Deux ingrédients imparables expliquent la réussite éclatante d’Un jour sans fin : son comédien, bien entendu, et son pitch aussi improbable que parfait.
Comédie romantique dont la résolution sera presque aussi morale qu’un film de Capra, le film peut décevoir dans son retour sur des rails d’un dénouement un peu trop traditionnel ; car le début du récit, consacré à la méchanceté désabusée, trait unique et savoureux de Bill Murray, est proprement jubilatoire. Méprisant les bouseux, l’enthousiasme généralisé et tout ce qui peut relever de la joie, son personnage ne séduit personne, et par conséquent, conquiert le spectateur.

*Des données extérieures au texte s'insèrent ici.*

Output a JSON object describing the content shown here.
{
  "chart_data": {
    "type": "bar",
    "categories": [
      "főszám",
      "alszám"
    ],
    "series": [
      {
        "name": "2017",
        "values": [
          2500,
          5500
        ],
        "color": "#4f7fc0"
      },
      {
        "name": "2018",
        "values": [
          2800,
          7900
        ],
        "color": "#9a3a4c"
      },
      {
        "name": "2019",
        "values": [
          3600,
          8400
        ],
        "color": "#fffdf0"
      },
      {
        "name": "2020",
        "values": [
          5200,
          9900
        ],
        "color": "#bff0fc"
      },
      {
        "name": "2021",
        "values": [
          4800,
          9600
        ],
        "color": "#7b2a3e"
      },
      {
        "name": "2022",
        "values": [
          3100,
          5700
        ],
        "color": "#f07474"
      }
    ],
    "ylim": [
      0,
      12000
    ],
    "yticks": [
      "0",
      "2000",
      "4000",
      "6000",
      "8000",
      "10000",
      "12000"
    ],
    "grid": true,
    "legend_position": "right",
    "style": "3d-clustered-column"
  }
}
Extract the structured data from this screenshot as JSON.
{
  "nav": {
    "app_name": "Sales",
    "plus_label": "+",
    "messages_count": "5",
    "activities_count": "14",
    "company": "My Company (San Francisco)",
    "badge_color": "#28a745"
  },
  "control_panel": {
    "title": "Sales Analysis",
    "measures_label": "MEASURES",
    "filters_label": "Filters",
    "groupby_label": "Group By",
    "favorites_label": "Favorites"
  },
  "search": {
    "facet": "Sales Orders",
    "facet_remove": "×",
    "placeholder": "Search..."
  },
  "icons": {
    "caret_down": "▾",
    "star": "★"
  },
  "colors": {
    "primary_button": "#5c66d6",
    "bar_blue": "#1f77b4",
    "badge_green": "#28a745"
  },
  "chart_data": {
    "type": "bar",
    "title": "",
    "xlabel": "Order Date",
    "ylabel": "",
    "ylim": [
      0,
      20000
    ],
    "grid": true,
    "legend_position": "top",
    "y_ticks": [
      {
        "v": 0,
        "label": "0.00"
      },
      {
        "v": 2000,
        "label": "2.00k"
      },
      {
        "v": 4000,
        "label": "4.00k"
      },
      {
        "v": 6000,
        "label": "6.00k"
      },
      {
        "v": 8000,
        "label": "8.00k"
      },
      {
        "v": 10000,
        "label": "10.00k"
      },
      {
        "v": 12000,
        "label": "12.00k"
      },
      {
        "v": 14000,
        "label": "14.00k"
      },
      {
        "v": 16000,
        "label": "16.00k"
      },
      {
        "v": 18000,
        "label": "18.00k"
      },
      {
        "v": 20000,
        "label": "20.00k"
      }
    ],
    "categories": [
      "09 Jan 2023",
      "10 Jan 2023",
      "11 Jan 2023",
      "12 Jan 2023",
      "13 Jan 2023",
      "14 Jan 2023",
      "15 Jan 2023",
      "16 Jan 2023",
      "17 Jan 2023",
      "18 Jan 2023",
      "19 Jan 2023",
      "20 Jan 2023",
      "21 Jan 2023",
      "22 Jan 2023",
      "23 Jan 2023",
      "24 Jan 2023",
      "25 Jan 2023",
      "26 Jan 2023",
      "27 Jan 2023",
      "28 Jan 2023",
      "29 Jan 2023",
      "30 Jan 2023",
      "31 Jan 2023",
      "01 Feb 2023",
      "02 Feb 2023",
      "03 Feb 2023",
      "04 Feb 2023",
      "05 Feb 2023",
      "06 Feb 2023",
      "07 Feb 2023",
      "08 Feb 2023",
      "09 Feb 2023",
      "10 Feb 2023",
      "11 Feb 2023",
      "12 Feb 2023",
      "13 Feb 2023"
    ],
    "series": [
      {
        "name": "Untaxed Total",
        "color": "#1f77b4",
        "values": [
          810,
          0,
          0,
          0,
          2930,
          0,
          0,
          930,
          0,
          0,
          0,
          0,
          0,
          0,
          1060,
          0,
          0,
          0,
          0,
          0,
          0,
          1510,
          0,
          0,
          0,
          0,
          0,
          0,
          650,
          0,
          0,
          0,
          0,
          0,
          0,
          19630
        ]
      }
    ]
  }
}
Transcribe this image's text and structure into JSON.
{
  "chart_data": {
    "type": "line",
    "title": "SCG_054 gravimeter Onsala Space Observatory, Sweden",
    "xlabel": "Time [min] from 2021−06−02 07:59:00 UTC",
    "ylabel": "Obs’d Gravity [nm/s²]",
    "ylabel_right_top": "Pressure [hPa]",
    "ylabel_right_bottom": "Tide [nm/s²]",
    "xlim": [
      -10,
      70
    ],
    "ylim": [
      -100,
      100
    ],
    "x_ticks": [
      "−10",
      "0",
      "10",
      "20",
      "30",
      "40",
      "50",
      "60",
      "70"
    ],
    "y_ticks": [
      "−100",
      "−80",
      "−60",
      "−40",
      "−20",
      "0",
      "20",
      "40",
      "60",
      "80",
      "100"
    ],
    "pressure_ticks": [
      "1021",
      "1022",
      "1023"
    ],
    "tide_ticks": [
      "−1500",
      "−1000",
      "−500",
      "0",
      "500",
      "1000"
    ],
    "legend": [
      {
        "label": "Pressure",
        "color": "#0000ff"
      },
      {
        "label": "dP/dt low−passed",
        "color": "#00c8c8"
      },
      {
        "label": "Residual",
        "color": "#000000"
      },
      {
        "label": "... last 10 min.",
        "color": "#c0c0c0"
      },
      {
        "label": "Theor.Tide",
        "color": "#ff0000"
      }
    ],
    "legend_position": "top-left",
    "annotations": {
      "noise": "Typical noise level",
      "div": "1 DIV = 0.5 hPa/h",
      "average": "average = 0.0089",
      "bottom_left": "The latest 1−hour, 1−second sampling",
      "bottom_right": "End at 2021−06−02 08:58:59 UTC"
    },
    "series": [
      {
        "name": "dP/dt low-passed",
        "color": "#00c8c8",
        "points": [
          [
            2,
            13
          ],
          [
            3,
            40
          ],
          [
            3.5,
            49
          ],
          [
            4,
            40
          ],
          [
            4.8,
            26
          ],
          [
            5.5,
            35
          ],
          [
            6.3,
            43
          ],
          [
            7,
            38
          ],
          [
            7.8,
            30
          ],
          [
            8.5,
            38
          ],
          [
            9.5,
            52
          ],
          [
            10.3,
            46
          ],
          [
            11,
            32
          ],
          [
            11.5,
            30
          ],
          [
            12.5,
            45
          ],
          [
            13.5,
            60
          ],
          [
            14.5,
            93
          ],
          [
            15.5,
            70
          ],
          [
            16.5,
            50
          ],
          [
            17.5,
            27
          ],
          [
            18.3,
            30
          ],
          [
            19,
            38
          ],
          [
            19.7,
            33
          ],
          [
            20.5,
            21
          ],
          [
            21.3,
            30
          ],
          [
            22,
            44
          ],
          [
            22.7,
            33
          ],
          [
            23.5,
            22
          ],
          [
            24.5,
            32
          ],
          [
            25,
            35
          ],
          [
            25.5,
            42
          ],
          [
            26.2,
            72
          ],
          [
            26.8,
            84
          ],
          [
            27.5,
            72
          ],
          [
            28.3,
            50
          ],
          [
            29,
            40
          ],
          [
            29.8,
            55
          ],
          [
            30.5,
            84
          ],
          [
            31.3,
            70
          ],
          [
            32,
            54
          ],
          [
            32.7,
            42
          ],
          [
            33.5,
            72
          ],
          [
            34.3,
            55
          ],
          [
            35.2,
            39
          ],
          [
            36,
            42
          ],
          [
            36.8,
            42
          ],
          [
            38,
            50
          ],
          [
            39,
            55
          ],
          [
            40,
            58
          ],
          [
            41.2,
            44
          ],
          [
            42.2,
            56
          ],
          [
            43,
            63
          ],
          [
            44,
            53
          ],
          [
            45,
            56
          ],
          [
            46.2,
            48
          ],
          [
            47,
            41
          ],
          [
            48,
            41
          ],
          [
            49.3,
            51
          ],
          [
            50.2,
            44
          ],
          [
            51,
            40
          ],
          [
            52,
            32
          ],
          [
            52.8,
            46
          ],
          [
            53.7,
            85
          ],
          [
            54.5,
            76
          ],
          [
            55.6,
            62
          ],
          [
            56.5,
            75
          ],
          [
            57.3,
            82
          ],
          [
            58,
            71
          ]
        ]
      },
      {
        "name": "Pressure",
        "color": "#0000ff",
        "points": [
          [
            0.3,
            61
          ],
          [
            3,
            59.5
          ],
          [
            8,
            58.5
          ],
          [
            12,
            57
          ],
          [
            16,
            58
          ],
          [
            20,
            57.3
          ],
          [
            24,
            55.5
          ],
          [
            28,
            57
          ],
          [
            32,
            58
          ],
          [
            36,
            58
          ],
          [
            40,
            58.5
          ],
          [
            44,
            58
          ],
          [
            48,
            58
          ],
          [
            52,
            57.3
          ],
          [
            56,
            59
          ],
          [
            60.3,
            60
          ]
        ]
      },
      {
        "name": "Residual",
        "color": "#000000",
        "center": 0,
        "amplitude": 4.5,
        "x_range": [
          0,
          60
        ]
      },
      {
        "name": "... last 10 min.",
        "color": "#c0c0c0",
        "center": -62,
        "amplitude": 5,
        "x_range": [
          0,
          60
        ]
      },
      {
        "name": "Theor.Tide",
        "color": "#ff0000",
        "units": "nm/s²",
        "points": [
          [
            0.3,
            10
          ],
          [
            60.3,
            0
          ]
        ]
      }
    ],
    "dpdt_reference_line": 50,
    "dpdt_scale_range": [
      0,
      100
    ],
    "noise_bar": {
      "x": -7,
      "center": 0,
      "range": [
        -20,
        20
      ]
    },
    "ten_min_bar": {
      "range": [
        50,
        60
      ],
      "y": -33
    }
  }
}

Le concept dans lequel on l’enferme est ensuite la mécanique scénaristique parfaite. Passée l’angoisse de la prison temporelle qui exacerbe les clichés déjà pénibles des conversations phatiques, le personnage accède à une forme d’omniscience qui est, bien entendu, celle de l’écrivain aux commandes de son intrigue. Connaitre la journée et ceux qui la peuple permet à Phil de prédire l’avenir, et de devenir l’escroc parfait. Les répétitions de séquences, de plus en plus courtes, établissent une connivence croissante avec le spectateur qui, rodé à la mécanique, va comprendre un montage de plus en plus elliptique d’une journée à l’autre, jusqu’à des répétitions (les gifles et les échecs) et variations (l’entrainement, au piano comme à la l’établissement d’une conversation parfaitement en adéquation avec la femme à séduire).
L’intelligence de l’exploitation de cette anormalité réside aussi dans sa part anxiogène : c’est la mort inéluctable du SDF, la logique proche de celle de Sisyphe, qui chaque soir voit s’effacer toute son action, et la réflexion sur son identité. Devenir Dieu, ou ne plus réellement exister du fait de cette inhumaine omniscience. Phil le dira d’ailleurs lui-même :
“I killed myself so many times I don't even exist anymore.”
L’émancipation passe donc par un renoncement à l’égoïsme, puisque tous les pouvoirs de Phil proviennent d’un mensonge et de la manipulation des autres, pour enfin se consacrer à eux. Cette morale certes bien chrétienne qui voit l’homme de la ville s’attacher à chaque individu de ce trou paumé, permet tout de même d’approfondir les réflexions sur l’écriture : le film quitte ainsi la simple comédie romantique entre la délicieuse Andy Mc Dowell et Murray pour établir une galerie fugace de portraits qui convergent vers un chant collectif qui fleure bon la comédie de l’âge d’or.
Cynisme et altruisme, mensonge et amour sincère, saillies drolatiques et inventivité du montage : en mêlant avec habileté tous ces éléments contradictoires, Harold Ramis écrit la journée parfaite, dans laquelle on s’enferme toujours avec le même plaisir.